Our hardware, network, and software cost is essentially zero. We pay nothing for our collaboration infrastructure, and reasonable costs for the services our transactional systems provide. Our costs ramp smoothly - we pay for additional capabilities as we use them. We never invest upfront, hoping for some future value. Benefits come in real time.

Our core infrastructure is built to scale. Nothing will need to be swapped out as we grow except perhaps financials (would love to see Quickbooks use SaaS to finally move up market). We do not deploy a single server, our IT costs are tiny, and we spend relatively more on cutting edge solutions that directly improve our business.

Implications for the Enterprise CIO

Appirio’s approach offers lessons to even a large enterprise. Even if you use a standard software selection matrix for each category, weighing pros versus cons and costs versus value for each choice, in almost every category, the SaaS solution is far superior. This is especially true when collaboration is a requirement.
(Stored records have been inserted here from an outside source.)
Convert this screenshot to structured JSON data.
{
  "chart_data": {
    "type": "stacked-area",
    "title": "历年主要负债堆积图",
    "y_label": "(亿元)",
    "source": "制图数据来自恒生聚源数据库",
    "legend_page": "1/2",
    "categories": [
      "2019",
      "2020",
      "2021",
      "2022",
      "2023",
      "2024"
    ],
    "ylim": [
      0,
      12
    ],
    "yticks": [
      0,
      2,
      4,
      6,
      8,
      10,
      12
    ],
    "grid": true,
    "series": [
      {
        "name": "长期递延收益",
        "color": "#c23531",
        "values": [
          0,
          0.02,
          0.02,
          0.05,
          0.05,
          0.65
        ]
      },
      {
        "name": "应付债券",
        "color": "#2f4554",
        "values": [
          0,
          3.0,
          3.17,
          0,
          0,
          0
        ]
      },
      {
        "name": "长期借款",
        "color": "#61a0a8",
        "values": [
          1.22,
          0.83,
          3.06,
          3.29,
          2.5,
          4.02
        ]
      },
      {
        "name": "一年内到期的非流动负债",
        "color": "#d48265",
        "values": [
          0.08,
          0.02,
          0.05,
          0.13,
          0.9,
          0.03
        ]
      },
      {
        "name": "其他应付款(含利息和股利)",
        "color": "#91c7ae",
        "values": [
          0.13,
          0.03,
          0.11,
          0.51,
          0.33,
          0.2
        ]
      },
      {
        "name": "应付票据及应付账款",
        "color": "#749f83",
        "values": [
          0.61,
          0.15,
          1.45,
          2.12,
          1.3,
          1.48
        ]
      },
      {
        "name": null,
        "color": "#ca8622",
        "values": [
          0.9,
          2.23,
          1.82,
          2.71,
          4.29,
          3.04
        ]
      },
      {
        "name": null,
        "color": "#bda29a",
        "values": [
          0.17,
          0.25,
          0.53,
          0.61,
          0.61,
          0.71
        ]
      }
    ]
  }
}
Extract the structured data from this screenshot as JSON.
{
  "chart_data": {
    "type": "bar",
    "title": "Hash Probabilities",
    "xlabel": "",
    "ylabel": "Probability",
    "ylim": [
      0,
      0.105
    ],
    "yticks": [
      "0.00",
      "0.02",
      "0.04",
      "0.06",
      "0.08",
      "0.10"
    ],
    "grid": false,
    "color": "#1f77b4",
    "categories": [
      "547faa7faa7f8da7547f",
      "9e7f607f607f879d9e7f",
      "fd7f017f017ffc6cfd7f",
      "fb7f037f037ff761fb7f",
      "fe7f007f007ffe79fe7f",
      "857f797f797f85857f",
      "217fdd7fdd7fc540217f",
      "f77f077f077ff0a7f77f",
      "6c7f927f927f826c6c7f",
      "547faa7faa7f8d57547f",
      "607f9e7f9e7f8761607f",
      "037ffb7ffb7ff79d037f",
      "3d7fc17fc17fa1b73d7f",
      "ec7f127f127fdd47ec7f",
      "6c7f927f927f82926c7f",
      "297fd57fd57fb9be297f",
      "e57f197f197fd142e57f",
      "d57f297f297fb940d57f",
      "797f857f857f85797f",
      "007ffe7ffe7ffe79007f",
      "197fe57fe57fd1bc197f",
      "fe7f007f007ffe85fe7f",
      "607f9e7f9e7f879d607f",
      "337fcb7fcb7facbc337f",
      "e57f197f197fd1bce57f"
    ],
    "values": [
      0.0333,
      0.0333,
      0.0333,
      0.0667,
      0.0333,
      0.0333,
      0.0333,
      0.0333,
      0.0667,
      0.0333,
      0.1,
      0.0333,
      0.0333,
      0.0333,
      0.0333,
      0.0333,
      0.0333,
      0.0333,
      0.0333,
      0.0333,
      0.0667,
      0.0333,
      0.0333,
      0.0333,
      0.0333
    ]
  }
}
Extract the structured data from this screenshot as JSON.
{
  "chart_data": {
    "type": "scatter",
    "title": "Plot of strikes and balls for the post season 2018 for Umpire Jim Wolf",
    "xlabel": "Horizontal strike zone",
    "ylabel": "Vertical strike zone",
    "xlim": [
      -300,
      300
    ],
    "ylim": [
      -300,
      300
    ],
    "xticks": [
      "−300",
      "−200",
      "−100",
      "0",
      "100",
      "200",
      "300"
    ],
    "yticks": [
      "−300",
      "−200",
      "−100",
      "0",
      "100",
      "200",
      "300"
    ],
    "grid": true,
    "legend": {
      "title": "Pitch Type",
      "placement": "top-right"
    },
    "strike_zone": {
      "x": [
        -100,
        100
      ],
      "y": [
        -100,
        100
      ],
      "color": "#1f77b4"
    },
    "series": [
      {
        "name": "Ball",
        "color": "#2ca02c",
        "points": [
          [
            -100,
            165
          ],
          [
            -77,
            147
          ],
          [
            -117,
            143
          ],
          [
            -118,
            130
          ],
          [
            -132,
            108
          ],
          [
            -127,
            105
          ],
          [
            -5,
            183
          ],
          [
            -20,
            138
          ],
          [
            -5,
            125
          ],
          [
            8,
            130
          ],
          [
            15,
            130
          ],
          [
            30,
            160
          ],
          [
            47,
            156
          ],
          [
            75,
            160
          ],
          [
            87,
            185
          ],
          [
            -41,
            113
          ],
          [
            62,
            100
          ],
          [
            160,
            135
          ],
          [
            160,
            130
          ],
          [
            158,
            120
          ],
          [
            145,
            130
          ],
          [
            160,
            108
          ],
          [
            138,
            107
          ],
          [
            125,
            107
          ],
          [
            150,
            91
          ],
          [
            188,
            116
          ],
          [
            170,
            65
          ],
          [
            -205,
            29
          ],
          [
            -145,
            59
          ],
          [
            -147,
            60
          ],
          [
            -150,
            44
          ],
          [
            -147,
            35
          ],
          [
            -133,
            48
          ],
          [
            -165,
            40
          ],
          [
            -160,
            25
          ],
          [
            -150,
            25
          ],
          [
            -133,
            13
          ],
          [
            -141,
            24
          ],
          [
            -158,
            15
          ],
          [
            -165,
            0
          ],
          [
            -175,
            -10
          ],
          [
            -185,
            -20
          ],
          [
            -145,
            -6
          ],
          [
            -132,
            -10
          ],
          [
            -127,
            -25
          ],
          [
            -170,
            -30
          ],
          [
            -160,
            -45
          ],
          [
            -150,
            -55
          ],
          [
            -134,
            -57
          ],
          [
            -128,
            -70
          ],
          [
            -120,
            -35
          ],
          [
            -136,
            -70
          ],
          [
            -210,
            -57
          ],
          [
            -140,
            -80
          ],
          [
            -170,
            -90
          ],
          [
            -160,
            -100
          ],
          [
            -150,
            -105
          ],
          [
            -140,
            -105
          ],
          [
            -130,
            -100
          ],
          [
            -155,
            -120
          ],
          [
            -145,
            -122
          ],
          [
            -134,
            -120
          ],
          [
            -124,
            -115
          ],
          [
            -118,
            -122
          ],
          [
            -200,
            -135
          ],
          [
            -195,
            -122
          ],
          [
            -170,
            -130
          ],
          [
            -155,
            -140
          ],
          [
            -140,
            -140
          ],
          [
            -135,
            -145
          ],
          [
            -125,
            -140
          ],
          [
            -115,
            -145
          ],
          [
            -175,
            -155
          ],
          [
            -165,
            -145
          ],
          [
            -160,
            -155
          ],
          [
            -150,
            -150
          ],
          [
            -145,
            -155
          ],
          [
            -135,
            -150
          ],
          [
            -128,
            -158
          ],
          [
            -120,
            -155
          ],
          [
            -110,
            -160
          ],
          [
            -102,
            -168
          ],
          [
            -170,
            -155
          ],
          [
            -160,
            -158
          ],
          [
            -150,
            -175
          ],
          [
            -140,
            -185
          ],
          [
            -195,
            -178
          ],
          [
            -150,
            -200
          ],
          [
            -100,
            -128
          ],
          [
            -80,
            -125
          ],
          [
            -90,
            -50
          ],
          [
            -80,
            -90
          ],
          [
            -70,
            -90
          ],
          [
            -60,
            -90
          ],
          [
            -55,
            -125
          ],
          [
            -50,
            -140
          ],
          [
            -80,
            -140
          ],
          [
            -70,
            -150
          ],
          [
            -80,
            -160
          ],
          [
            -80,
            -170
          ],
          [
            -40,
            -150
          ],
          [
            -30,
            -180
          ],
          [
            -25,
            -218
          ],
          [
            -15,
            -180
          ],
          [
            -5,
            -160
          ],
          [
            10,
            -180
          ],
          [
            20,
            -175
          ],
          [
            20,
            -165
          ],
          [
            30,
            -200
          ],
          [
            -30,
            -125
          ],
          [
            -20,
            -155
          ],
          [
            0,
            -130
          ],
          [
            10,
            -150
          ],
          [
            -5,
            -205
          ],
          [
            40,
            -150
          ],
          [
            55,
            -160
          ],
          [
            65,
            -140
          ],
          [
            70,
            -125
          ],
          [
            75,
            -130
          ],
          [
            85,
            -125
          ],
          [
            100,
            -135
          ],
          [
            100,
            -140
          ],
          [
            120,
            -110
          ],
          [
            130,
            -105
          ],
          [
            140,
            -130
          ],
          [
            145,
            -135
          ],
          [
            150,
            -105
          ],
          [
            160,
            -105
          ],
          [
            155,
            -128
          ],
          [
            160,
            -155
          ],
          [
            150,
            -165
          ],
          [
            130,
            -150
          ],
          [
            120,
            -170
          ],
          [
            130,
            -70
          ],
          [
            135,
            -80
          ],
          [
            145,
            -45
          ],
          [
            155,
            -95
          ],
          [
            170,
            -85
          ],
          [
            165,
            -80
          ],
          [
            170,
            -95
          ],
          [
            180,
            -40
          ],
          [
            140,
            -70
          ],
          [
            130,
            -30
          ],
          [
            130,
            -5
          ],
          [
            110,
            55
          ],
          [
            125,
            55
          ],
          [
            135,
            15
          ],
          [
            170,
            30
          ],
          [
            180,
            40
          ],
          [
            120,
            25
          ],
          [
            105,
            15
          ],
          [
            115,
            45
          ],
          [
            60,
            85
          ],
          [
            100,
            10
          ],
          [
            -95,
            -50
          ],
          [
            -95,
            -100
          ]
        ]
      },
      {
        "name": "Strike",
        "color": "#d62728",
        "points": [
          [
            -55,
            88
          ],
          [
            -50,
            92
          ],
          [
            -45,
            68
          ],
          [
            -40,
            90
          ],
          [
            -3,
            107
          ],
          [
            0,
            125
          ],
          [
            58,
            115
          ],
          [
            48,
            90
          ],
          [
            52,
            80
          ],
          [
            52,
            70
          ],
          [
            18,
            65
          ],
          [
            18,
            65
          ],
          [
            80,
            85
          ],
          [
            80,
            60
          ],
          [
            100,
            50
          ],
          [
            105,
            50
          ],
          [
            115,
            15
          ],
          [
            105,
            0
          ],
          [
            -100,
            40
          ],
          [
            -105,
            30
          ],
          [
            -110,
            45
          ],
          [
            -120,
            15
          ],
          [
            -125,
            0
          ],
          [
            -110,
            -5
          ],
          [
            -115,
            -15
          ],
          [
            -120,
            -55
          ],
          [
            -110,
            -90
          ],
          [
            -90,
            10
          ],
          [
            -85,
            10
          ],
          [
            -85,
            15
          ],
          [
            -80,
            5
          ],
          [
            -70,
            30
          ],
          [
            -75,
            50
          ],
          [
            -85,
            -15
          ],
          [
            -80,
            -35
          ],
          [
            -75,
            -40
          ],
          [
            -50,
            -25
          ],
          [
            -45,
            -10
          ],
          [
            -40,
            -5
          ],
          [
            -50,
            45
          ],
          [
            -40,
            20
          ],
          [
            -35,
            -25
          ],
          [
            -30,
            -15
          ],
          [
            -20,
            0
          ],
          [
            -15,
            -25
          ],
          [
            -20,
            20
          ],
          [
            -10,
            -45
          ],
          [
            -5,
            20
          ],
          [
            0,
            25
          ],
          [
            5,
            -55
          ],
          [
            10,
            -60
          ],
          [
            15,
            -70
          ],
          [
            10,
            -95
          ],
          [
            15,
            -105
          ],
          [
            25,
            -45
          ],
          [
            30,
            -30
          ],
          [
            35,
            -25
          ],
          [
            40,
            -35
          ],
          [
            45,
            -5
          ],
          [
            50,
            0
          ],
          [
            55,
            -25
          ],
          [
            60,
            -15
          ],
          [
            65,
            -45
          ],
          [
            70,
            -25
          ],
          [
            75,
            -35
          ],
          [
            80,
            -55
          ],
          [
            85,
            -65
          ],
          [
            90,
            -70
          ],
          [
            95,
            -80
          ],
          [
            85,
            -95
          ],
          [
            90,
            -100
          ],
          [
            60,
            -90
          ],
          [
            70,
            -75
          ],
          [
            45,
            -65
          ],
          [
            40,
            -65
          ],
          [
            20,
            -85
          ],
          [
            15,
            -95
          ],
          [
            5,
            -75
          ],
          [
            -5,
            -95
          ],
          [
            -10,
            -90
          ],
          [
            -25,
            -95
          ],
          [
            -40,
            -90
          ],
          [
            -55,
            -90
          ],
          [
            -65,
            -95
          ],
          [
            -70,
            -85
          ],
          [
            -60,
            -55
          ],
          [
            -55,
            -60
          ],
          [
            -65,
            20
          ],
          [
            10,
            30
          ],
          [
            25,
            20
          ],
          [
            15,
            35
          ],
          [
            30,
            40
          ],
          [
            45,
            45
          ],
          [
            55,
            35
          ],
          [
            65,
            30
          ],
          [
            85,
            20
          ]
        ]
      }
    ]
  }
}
Consider two extremes - if you had to provide an email solution for 10 million people, would you trust Google or try to build it yourself on an Exchange instance? At the other end of the spectrum, can you imagine implementing and rolling out Siebel on-premise for a salesforce of one?

At either end of the spectrum, software-as-a-service is a clear winner. We believe the models make sense for almost any company. The real challenge is not in deciding if SaaS is the right approach, but in figuring out where should you start, and how to reduce the switching costs.

Keep on the lookout for how small, successful companies are scaling up their IT. The future of the serverless enterprise is already here - its just not evenly distributed (with apologies to William Gibson).